Look at some of the headlines of the past few months. General Motors is teaming up with Lyft. Lyft is teaming up with Didi, as well as Asia’s other major ride-sharing companies Ola and Grab. Google was reportedly going to partner with Ford, but then decided that FCA was a better fit. BMW and Daimler had been negotiating with Apple, but those talks are said to have recently broke down. Now Apple is hitching its wagon to Didi’s shooting star.

Meanwhile, Uber has secured the US market, but is struggling to maintain its foothold in Europe and Asia. And while it is working on its own self-driving car technology out of its Advanced Research facility in Pittsburgh, its lack of corporate partnerships raises questions about the company’s ability to operate effectively in the new paradigm. Uber is good at making a commodity service that consumers like, but has no experience in the world of manufacturing. It will almost certainly need an automaker or contract manufacturer to help it transition to the next stage — fully autonomous, on-demand vehicles. Otherwise it will be stuck with the expensive task of buying fleets of regular cars to convert into self-driving ones, like it's already reportedly doing in Germany.
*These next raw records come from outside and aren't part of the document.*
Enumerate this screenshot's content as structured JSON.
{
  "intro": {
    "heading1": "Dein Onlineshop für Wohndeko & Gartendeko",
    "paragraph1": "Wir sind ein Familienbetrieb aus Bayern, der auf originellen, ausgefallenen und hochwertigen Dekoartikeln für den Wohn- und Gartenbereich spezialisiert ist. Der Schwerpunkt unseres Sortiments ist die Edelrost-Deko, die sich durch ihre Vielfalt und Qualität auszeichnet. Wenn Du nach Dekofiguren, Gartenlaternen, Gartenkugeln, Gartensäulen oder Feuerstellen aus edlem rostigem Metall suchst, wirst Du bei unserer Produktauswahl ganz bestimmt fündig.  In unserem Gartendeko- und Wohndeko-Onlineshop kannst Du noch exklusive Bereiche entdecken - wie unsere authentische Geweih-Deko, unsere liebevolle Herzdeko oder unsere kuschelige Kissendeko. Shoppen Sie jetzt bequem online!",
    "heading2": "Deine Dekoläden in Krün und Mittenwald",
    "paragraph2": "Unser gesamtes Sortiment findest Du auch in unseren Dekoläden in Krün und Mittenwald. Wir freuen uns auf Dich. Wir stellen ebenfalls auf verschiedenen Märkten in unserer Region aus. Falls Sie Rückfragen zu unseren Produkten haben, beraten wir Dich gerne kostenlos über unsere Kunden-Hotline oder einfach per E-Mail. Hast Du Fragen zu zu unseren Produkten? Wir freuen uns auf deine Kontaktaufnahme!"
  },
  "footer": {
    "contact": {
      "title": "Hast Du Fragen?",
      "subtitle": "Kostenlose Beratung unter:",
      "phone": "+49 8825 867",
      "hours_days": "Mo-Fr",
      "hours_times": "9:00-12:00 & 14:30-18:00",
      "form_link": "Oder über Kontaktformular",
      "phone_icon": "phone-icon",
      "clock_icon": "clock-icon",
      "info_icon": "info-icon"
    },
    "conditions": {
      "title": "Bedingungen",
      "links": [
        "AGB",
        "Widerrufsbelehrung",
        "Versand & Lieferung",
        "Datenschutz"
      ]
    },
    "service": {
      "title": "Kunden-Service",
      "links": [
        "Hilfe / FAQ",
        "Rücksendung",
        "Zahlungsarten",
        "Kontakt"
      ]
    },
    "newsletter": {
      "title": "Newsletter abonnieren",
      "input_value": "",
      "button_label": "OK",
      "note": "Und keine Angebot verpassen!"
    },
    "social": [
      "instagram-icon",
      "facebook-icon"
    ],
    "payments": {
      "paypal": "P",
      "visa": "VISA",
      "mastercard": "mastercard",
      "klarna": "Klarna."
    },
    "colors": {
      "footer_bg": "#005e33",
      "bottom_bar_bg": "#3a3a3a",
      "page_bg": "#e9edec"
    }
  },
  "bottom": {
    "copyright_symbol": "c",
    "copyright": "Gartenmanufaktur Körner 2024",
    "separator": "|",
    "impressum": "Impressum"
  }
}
But what about Apple? Experts were quick to dismiss the notion that Apple’s $1 billion investment had anything to do with Cupertino's secretive car project, codenamed Project Titan.

"nothing whatsoever to do with its own efforts to design and build a vehicle"

The deal has more to do with Apple’s need to shore up its profits in the crucial Chinese market, which have been slipping recently, they say. The move "has nothing whatsoever to do with its own efforts to design and build a vehicle," Edison analyst Richard Windsor said. Mark Natkin, managing director of the China technology research firm Marbridge Consulting, echoed that sentiment, saying, "Apple must be increasingly sensitive to the need to improve its government relations and to stake out a more entrenched position in the China market."

It seems like there are cheaper ways to strengthen your foothold in China than funneling $1 billion into a transportation company if you have no interest in growing your understanding of the transportation industry. Of course, Apple won’t say it’s making a car, but there are many logical steps the company can take to understand the business before the presumptive Apple Car rolls out on stage. Asked about its interest in the automotive world in an interview with Reuters, CEO Tim Cook said his company’s CarPlay system that links iPhones to in-car infotainment systems is his only current focus, but he left the door open for more. "That is what we do today in the car business, so we will have to see what the future holds," he said.

"we will have to see what the future holds"

Didi could provide not just the learning, but the actual platform on which to roll-out an Apple Car, as most experts agree that ride-hailing is the most obvious and immediate commercial application for self-driving cars. (GM, in its partnership with Lyft and its acquisition of Cruise Automation, has been particularly forthcoming about this.) Kalanick has always argued that Uber is a technology company, not a transportation one. Drivers own or lease their cars, not Uber; this is why drivers are treated like independent contractors and not employees.

Once the technology makes the driver obsolete, Uber will be left with an app beloved by millions but no cars. That's why the company is moving on self-driving tech, but — so far, anyway — it's mostly going it alone.

And that should make Travis very nervous indeed.